The GS could impose additional disclosure requirements beyond prevailing standards. Key areas to consider are disclosures about related-party transactions, compensation policies, internal controls, risk-management practices and off-balance sheet arrangements. Credible disclosure requirements in these areas would make the GS less attractive to firms in which controlling insiders pursue practices that are at the expense of or even expropriating outside investors. Such firms have a tendency to engage in opaque reporting practices and hence would likely shy away from a market segment that requires and enforces tough disclosures. Disclosure requirements in these key areas would also ensure that firms adhere to their entry criteria and investors can monitor these firms effectively.

The GS would be tightening enforcement relative to what many participating firms would have faced in their home countries. In doing so, the GS would not only align, but also improve firms’ reporting incentives and provide a credible commitment to transparency, which in turn would have tangible benefits, such as higher market liquidity and a lower cost of capital. It would include the following elements:

• GS firms would be required to use a GS-approved auditor. Not all auditors would be eligible to audit participating firms. To be approved, auditors would themselves have to meet important reporting requirements: for example, by disclosing new staff disciplinary actions, or legal actions against the audit firm. These reporting requirements could be modeled after existing rules of the U.S. Public Company Accounting Oversight Board.

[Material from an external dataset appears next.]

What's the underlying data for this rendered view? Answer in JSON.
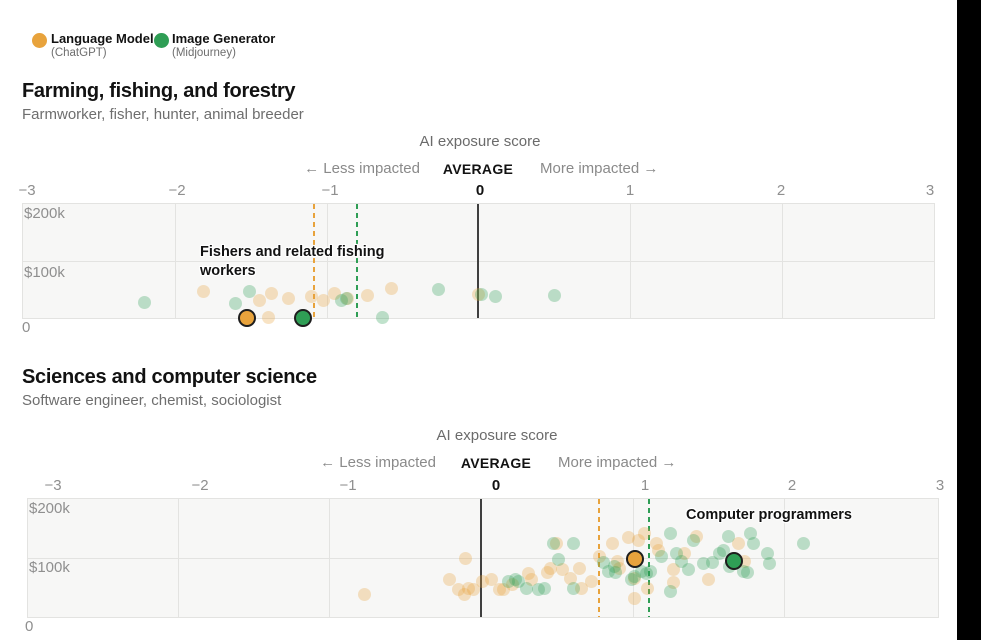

• GS enforcement staff would monitor compliance with its additional disclosure. In addition, it would have the right to review firms’ financial statements and disclosures as well as the right to seek further information and clarification on these documents. Firms would be obligated to respond to such requests for further information. Such a review would be mandatory, if there is no adequate review process for financial statements in a firm’s home country.

• The GS contract would give GS enforcement staff the right to on-site inspections and to seize certain documents in the event GS staff have serious concerns about a firm’s reporting practices.

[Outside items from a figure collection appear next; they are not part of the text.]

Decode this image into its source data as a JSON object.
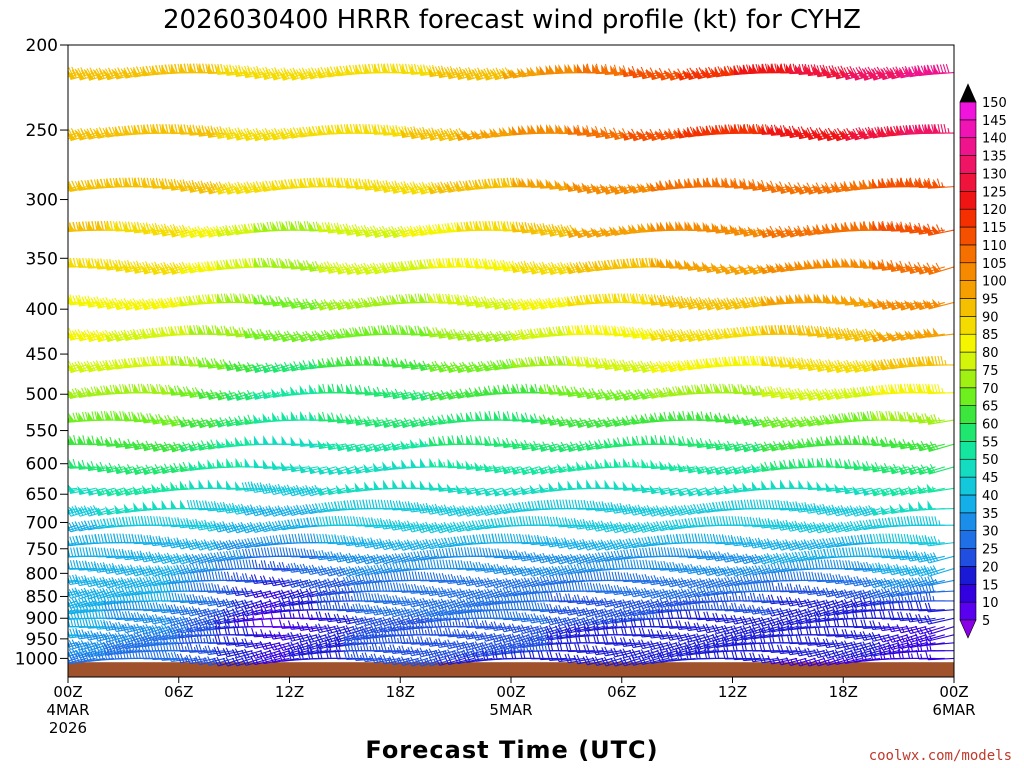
{
  "chart_data": {
    "type": "wind-barb time-height",
    "title": "2026030400 HRRR forecast wind profile (kt) for CYHZ",
    "xlabel": "Forecast Time (UTC)",
    "ylabel": "",
    "credit": "coolwx.com/models",
    "y_ticks": [
      200,
      250,
      300,
      350,
      400,
      450,
      500,
      550,
      600,
      650,
      700,
      750,
      800,
      850,
      900,
      950,
      1000
    ],
    "ylim": [
      200,
      1050
    ],
    "y_scale": "log-pressure",
    "x_ticks": [
      {
        "hour": 0,
        "label": "00Z",
        "sub1": "4MAR",
        "sub2": "2026"
      },
      {
        "hour": 6,
        "label": "06Z",
        "sub1": "",
        "sub2": ""
      },
      {
        "hour": 12,
        "label": "12Z",
        "sub1": "",
        "sub2": ""
      },
      {
        "hour": 18,
        "label": "18Z",
        "sub1": "",
        "sub2": ""
      },
      {
        "hour": 24,
        "label": "00Z",
        "sub1": "5MAR",
        "sub2": ""
      },
      {
        "hour": 30,
        "label": "06Z",
        "sub1": "",
        "sub2": ""
      },
      {
        "hour": 36,
        "label": "12Z",
        "sub1": "",
        "sub2": ""
      },
      {
        "hour": 42,
        "label": "18Z",
        "sub1": "",
        "sub2": ""
      },
      {
        "hour": 48,
        "label": "00Z",
        "sub1": "6MAR",
        "sub2": ""
      }
    ],
    "xlim": [
      0,
      48
    ],
    "colorbar": {
      "levels": [
        5,
        10,
        15,
        20,
        25,
        30,
        35,
        40,
        45,
        50,
        55,
        60,
        65,
        70,
        75,
        80,
        85,
        90,
        95,
        100,
        105,
        110,
        115,
        120,
        125,
        130,
        135,
        140,
        145,
        150
      ],
      "colors": [
        "#8a00e6",
        "#5a00f0",
        "#3300e0",
        "#1a1ad6",
        "#1f4ee0",
        "#1f6fe6",
        "#1a8ee8",
        "#14aee8",
        "#14c8dc",
        "#14dcc0",
        "#14e6a0",
        "#1ee66e",
        "#3ce63c",
        "#6ef01e",
        "#a0f014",
        "#d2f50a",
        "#f5f500",
        "#f5dc00",
        "#f5c000",
        "#f5a000",
        "#f58a00",
        "#f57000",
        "#f55000",
        "#f53000",
        "#f01414",
        "#f0143c",
        "#f01464",
        "#f0148c",
        "#f014b4",
        "#f014dc"
      ]
    },
    "terrain_color": "#a0522d",
    "surface_pressure_approx": 1010,
    "levels_hpa": [
      215,
      252,
      290,
      325,
      358,
      393,
      427,
      463,
      498,
      535,
      570,
      605,
      640,
      675,
      705,
      738,
      765,
      790,
      815,
      838,
      860,
      880,
      900,
      920,
      940,
      960,
      980,
      1000
    ],
    "wind_speed_kt": {
      "description": "approximate barb speeds (kt) read from barb colors; rows = levels_hpa, columns = forecast hours 0,6,12,18,24,30,36,42,48",
      "hours": [
        0,
        6,
        12,
        18,
        24,
        30,
        36,
        42,
        48
      ],
      "rows": [
        [
          95,
          95,
          90,
          90,
          95,
          110,
          120,
          130,
          140
        ],
        [
          95,
          95,
          90,
          90,
          100,
          110,
          120,
          125,
          135
        ],
        [
          95,
          95,
          90,
          90,
          95,
          105,
          110,
          110,
          115
        ],
        [
          95,
          90,
          75,
          80,
          90,
          100,
          105,
          110,
          115
        ],
        [
          90,
          90,
          75,
          80,
          85,
          95,
          100,
          105,
          110
        ],
        [
          85,
          85,
          70,
          75,
          80,
          90,
          95,
          100,
          105
        ],
        [
          85,
          80,
          70,
          70,
          75,
          85,
          90,
          95,
          100
        ],
        [
          80,
          80,
          60,
          65,
          70,
          80,
          85,
          90,
          95
        ],
        [
          75,
          75,
          55,
          60,
          65,
          70,
          75,
          80,
          85
        ],
        [
          70,
          70,
          55,
          60,
          60,
          65,
          65,
          70,
          75
        ],
        [
          65,
          65,
          50,
          55,
          60,
          60,
          60,
          65,
          65
        ],
        [
          60,
          60,
          50,
          50,
          55,
          55,
          55,
          60,
          60
        ],
        [
          50,
          55,
          45,
          50,
          50,
          50,
          50,
          50,
          55
        ],
        [
          45,
          50,
          40,
          45,
          45,
          45,
          45,
          45,
          50
        ],
        [
          40,
          45,
          40,
          45,
          45,
          45,
          45,
          45,
          45
        ],
        [
          40,
          40,
          35,
          40,
          40,
          40,
          40,
          40,
          45
        ],
        [
          40,
          40,
          30,
          35,
          35,
          35,
          35,
          40,
          40
        ],
        [
          40,
          40,
          25,
          35,
          35,
          35,
          35,
          35,
          40
        ],
        [
          40,
          40,
          20,
          30,
          30,
          30,
          30,
          30,
          35
        ],
        [
          40,
          40,
          15,
          30,
          30,
          30,
          30,
          25,
          30
        ],
        [
          40,
          40,
          15,
          30,
          30,
          25,
          25,
          20,
          25
        ],
        [
          40,
          35,
          15,
          30,
          30,
          25,
          25,
          20,
          20
        ],
        [
          40,
          35,
          10,
          25,
          30,
          25,
          20,
          20,
          20
        ],
        [
          40,
          35,
          10,
          25,
          25,
          20,
          20,
          20,
          15
        ],
        [
          40,
          30,
          15,
          25,
          25,
          20,
          20,
          20,
          15
        ],
        [
          35,
          30,
          15,
          25,
          25,
          20,
          20,
          20,
          15
        ],
        [
          35,
          30,
          15,
          25,
          25,
          20,
          20,
          20,
          15
        ],
        [
          30,
          30,
          15,
          25,
          20,
          20,
          20,
          15,
          15
        ]
      ]
    }
  }
}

• The GS would publish its enforcement actions against a participating firm.

• The GS would have the right to expel firms from the segment if they do not comply with its requirements.

To have global reach and appeal, the GS has to be operated by a supra-national body. One possibility is to build on existing organizations, such as the International Accounting Standards Setting Board (IASB) or the International Organization of Securities Commissions (IOSCO). An alternative, and perhaps preferable, approach is to create a new independent body that privately operates the GS. This body would have an oversight board with large representation from institutional investors that are heavy users of financial statements, such as mutual funds, insurance companies, pension funds, and endowments. The providers of capital have a strong interest in comparability of reporting practices and also know the kind of information that they would like to have in order to have greater confidence in the value of firms.

In sum, the GS proposes a way to strengthen transparency and reporting comparability. It uses market forces to produce an incentive-compatible enforcement mechanism. This approach does not require convergence of countries’ institutional frameworks. While not being perfect, it promises greater convergence of reporting practices for those firms that wish to distinguish themselves by meeting market demand for transparency and comparability. The Committee’s proposal also turns the spotlight on the shortcomings of the current convergence approach, which is too narrowly focused on the accounting rules alone.